I went on to say that the High Court’s reference in its 2003 judgment to “the collective conscience of the society” being satisfied by awarding the death penalty to Guru caused me great unease, because the only legitimate reason for a court to award any punishment should be the fair application of the law to the evidence placed before it, not the appeasement of alleged majoritarian public opinion. I also expressed my anguish at the distressing failure of official compassion and public decency in denying Afzal Guru’s wife and teenaged son the chance to meet him for the last time before his execution. The haste and secrecy of the execution also unconscionably denied him his last available legal resource, affirmed by the Supreme Court in the Kartar Singh case, to seek judicial review of the rejection of his mercy petition.
I had concluded: “Many believe that the belated execution signalled a strong and decisive state, especially to the ‘neighbouring country’. One glance at the daily reality of this neighbouring country will reflect the brutalising wages of years of “decisive” politics of militarism and public vengeance. It is not a weak, but a stable, mature and confident democracy which can display compassion even to those we may believe have most wronged the country.”
Unsurprisingly, I was attacked savagely on social media by trolls of a particular political persuasion, casting me to be “anti-national” for months. But at least I was not booked for sedition. It worries me deeply that today this same debate – that raises most fundamental questions of public ethics and law – initiated by students in a university, instead of being welcomed, is treated as criminal sedition, for which the principal organiser is at the time of writing in police remand.
A mischievous claim
There is little doubt that Kanhaiya Kumar could not have either raised or supported slogans against the Indian nation, because these were never part of his politics, or those of AISF (the All India Students’ Federation) of which he was a member in JNU or the Communist Party of India, of which AISF is the student wing. The charges against him are transparently a mischievous attempt to use untruths to stoke popular majoritarian and hyper-nationalist sentiment against both him and the university that had elected him to lead its Students’ Union.

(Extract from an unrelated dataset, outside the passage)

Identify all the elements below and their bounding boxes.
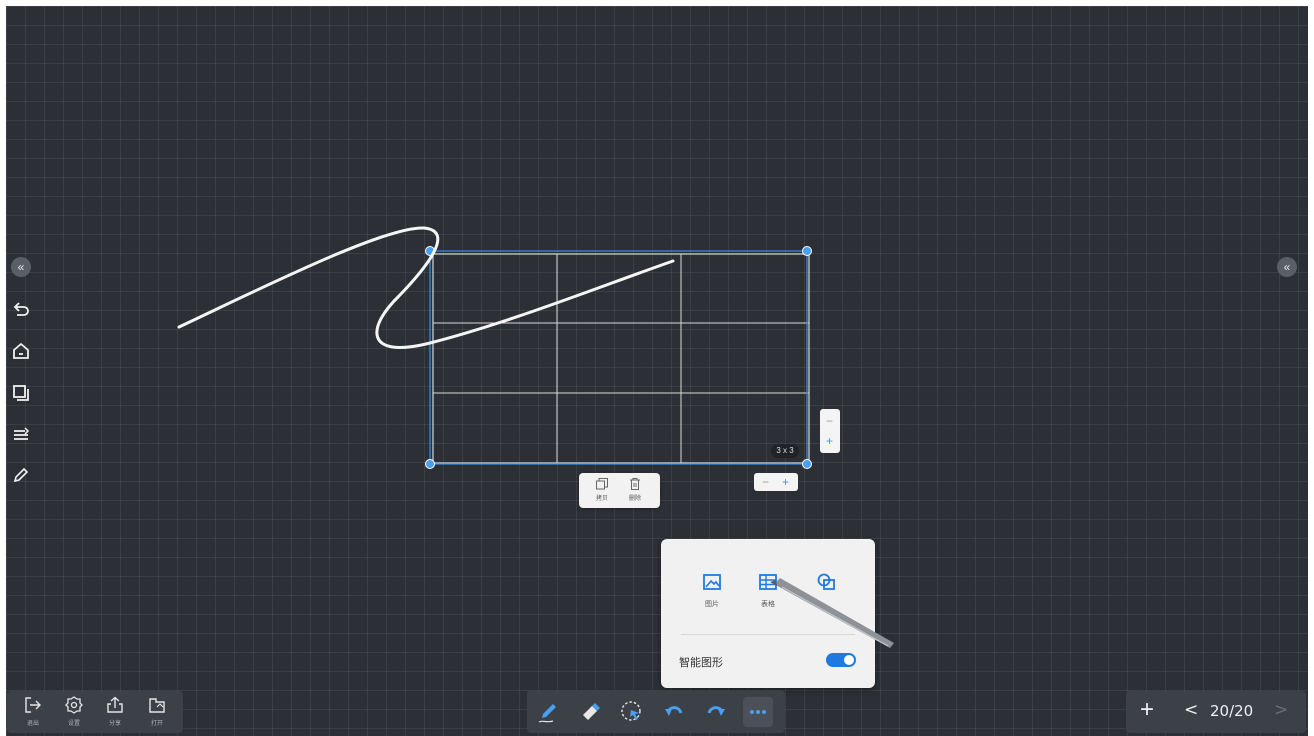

However, it is important to add that even if there were some Kashmiri students who did raise slogans expressing disaffection against India and in support of independence for Kashmir, the fitting response to this would only have been open public debate in which students and teachers heard their views and challenged these, not to charge these students with the grave colonial crime of sedition that could result in their imprisonment for up to 10 years. Universities are places where young people must feel free to challenge the received wisdom of the times they live in. Their minds and hearts must be freed of the fetters of fear and the obligation to conform to powerful or dominant opinion. It is in universities that students the world over have fought colonialism, unjust wars, tyranny, hate and unequal social orders. Governments and indeed majority opinion may be pitted powerfully against their views, but a democracy requires the stout defence of their right to profess and debate these ideas, even by those who are opposed to these ideas. Universities in a democracy cannot be allowed to become places where the institution’s leadership allows police to walk in and arrest students at will, and where dissent by students or indeed teachers is demonised and criminalised.
It is for these reasons that I declared that if Kanhaiya Kumar is charged with sedition, I demand that I be tried for the same crime. And I know that I am not alone in this demand.